Regular readers will recall previous posts on the important influence of social networks on behaviours and risk of weight gain.

Now a study by Sarah-Jeanne Salvy and colleagues from the State University of New York at Buffalo, NY, published in the Annals of Behavioral Medicine, examines whether social activities can potentially affect eating behaviours in kids.

Fifty-four (24 males and 30 females) overweight and non-overweight youth aged 9 to 11 years old were tested using a behavioral choice paradigm which involved participants coming to the laboratory for one session to work on a computer game in pairs, either together with a friend or together with a kid that they did not know. In the game, the kids could earn points exchangeable either for food or for free-play time – as a result of the study design, the play time would either be with their friend or with the unfamiliar kid.

For half of the sample, during the game, the cost of food points increased, while the cost of time playing with another child remained constant. For the other half of the sample, the cost of points for social play increased, while the cost of food points remained constant.

When matched with an unfamiliar kid, the participants substituted food for social activities when the cost of social time with an increased and substituted food for social activities when the cost of food increased – in other words, the kids chose whatever was easier to get.
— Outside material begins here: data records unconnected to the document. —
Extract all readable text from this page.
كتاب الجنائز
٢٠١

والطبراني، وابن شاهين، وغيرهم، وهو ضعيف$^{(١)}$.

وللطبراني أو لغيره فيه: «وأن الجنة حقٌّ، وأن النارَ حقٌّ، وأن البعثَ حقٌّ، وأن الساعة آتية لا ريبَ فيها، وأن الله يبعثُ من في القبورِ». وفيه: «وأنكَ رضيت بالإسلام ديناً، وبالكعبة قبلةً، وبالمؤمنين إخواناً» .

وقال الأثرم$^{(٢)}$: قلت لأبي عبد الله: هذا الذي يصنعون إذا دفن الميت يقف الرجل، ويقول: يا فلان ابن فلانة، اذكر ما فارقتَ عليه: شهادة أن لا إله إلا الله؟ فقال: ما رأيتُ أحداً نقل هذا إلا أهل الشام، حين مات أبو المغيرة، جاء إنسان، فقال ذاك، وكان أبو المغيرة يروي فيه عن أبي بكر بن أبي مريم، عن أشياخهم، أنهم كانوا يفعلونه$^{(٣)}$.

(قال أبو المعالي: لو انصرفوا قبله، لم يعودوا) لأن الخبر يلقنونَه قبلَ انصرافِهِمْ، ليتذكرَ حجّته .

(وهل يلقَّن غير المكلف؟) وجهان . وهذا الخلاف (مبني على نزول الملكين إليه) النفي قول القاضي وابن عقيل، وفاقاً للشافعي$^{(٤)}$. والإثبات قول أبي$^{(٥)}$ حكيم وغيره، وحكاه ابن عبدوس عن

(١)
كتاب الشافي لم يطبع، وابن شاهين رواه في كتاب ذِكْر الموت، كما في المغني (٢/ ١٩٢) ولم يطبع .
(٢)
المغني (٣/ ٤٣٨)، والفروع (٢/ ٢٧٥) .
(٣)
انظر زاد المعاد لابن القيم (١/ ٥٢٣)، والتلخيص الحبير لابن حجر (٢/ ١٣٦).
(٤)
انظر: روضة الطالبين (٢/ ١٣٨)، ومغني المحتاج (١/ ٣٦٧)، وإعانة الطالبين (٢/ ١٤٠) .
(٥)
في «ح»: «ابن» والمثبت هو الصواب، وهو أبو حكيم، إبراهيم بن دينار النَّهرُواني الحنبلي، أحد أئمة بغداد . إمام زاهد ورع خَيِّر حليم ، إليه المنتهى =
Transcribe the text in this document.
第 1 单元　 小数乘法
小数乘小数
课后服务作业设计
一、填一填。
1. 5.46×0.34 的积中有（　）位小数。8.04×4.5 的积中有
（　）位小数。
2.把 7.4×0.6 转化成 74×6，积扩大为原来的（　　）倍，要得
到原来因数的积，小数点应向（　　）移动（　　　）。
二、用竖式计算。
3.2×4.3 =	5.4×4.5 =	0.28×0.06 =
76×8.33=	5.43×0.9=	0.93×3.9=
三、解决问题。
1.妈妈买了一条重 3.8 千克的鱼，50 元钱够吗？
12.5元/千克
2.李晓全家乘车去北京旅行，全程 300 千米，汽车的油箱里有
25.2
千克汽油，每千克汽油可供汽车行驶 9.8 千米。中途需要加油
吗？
In contrast, when interacting with a friend, participants did not substitute food for social interactions irrespective of wether or not the choices became easier or difficult.

The results of this experiment clearly support the notion that social interactions may play a key role in food choices and that social interactions with a friend can well serve as a substitute for food in both lean and overweight youth.

Importantly, I would imagine that the reverse also holds true: i.e. kids who don’t get enough time to spend with their friends can substitute this friendship with food. The key word here is probably “friends” as it is apparently not enough to just spend time with any old kid – it’s got to be a friend to be valued as much as food.

So could the fact that our kids don’t get enough time to hang out with their friends be an important driver of the childhood obesity epidemic?

I certainly welcome views on this from my readers!